The Seattle Post-Intelligencer(3/29) explained that "Boeing said it will acquire
a 50 percent stake in [Vought's] Global Aeronautica LLC, which builds parts of the
787 fuselage and ships them to Boeing's Everett location for final assembly. Financial
details were not disclosed." Peter Arment, an analyst with American Technology Research,
believes the Vought plant was targeted because it had "been sort of a bottleneck on
the production ramp-up and a poor performer in terms of managing to put those sections
together at a fast pace."
Pat Shanahan, vice president and general manager of the 787 program, said the purchase
"will enable the 787 team to continue to overcome supply-chain challenges of the program,
" according to the Seattle Times(3/29).
Focusing on the supply-chain troubles, the Chicago Tribune(3/29, Miller) noted
that Boeing "borrowed a page from the automobile industry and implemented a plan
under which an international chain of contractors produce components and assemble
wings and other major elements" of Dreamliner production. And while the "supply-chain
difficulties can be traced to a number of bottlenecks, and the problems vary in scope,"
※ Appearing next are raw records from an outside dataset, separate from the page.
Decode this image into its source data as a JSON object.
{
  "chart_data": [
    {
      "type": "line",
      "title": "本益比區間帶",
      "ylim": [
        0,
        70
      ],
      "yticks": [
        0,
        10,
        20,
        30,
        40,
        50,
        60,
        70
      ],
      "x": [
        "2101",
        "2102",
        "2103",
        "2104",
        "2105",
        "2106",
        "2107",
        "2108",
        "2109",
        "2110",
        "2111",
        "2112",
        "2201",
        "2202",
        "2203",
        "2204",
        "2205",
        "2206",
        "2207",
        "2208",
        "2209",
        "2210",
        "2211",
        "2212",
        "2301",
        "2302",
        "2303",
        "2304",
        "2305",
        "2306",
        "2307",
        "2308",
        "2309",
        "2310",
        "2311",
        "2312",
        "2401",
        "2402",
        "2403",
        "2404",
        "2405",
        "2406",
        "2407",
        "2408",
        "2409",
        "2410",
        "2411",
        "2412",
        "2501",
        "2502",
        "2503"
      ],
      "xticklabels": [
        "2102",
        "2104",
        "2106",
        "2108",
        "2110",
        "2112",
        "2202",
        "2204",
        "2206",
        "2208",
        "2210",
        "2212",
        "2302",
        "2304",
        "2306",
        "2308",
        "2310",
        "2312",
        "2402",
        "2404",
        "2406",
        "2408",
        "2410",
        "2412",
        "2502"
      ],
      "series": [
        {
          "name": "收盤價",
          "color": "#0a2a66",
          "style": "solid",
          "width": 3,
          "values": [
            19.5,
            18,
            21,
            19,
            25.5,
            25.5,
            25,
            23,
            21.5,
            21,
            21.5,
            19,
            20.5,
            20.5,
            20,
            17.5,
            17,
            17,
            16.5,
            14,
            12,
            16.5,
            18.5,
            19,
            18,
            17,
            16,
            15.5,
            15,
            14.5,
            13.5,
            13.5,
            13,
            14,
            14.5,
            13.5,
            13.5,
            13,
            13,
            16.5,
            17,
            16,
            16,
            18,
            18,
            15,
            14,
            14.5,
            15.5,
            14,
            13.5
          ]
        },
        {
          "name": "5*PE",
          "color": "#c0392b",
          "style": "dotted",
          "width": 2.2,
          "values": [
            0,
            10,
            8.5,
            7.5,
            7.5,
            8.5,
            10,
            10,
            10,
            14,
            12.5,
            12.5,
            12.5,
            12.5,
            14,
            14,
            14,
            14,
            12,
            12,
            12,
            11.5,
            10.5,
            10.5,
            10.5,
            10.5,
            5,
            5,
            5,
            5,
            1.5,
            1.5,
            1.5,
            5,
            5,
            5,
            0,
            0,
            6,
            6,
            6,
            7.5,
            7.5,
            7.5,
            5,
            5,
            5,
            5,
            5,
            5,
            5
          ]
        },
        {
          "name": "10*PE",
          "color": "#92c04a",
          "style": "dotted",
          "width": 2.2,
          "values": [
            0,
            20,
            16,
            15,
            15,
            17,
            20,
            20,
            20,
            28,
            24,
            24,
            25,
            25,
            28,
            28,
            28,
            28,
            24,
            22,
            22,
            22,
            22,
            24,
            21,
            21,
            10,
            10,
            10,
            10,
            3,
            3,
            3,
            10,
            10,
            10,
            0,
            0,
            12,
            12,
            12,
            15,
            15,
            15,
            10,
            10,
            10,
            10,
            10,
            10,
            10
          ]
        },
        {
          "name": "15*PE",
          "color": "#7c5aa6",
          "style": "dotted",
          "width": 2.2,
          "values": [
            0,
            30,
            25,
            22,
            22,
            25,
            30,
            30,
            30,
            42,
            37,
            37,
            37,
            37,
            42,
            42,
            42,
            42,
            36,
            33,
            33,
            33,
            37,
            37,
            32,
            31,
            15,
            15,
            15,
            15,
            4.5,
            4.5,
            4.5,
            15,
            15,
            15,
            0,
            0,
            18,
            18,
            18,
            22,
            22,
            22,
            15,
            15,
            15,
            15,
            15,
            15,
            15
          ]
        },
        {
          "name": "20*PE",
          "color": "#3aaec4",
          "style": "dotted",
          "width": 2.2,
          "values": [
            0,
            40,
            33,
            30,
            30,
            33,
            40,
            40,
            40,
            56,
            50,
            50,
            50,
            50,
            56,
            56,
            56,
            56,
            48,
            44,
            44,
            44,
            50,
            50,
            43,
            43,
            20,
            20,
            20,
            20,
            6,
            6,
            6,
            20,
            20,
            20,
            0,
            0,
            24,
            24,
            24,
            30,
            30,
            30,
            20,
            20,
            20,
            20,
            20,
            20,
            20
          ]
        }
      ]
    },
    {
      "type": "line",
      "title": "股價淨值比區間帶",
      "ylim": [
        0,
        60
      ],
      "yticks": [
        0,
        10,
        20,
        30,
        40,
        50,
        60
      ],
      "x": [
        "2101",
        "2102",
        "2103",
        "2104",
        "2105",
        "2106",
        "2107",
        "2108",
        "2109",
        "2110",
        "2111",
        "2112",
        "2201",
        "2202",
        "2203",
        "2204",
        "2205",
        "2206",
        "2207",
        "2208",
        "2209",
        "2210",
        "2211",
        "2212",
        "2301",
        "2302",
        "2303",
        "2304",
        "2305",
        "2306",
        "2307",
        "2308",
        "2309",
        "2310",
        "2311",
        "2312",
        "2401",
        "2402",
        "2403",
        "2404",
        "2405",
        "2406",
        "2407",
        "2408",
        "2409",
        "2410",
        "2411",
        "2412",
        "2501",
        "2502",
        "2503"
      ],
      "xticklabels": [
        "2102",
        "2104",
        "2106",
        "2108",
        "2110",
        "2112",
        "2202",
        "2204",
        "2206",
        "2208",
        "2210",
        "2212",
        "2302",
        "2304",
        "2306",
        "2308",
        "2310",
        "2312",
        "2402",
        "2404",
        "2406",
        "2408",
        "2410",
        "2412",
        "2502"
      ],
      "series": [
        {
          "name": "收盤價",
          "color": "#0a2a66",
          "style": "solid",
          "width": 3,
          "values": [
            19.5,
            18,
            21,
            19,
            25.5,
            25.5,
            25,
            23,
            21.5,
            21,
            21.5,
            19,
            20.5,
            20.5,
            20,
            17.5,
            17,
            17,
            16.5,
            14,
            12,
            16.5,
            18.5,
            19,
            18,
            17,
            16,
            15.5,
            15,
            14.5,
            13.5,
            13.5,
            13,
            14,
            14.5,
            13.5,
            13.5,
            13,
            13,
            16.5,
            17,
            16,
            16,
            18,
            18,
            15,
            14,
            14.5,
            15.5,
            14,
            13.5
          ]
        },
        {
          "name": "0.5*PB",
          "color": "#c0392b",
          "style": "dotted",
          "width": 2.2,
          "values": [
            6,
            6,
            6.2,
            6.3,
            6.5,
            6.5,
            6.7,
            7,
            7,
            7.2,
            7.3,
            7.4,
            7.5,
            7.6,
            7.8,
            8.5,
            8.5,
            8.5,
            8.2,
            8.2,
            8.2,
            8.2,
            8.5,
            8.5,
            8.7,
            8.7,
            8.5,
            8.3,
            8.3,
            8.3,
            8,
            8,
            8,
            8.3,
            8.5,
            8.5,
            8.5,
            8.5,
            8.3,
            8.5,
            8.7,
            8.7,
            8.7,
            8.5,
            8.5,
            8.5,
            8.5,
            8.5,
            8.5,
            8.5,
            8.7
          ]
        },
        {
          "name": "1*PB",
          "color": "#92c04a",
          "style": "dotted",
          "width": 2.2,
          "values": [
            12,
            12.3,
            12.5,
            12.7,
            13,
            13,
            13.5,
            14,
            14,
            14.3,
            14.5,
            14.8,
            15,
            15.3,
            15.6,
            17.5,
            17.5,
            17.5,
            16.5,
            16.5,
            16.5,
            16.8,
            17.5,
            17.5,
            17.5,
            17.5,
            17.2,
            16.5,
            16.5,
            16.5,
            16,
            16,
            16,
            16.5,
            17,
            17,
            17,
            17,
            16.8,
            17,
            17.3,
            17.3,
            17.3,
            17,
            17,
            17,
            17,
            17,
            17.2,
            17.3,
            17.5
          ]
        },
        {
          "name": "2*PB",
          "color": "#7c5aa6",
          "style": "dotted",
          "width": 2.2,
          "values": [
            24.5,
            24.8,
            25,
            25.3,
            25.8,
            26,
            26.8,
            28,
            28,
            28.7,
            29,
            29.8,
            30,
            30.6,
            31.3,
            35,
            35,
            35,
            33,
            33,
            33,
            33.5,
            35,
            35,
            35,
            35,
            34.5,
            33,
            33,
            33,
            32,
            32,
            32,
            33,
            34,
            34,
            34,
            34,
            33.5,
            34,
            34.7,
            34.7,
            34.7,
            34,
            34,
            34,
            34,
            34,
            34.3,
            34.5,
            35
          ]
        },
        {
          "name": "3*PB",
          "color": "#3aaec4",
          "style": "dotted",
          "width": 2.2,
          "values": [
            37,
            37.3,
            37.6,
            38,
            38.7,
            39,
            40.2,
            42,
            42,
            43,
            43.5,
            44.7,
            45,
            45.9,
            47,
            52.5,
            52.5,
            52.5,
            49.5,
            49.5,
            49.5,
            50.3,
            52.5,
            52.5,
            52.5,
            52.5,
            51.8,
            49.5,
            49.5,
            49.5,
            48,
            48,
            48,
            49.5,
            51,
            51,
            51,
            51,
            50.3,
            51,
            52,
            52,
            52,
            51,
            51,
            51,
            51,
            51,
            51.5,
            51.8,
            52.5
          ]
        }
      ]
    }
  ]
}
it was "Vought, a Dallas-based company that specializes in making aviation structural
products, [that] has been among the most prominent." Bloomberg(3/29, Ray), the
Financial Times(3/29, Baer), the Charleston Post and Courier(3/29, McDermott),
the Dallas Morning News(3/29, Godinez), the AP (3/28), the Puget Sound Business
Journal (3/28), Texas's Star-Telegram(3/29, Cox), Aviation Week(3/28, Mecham),
Reuters(3/28, Peterson), and the UPI(3/29) also covered the story.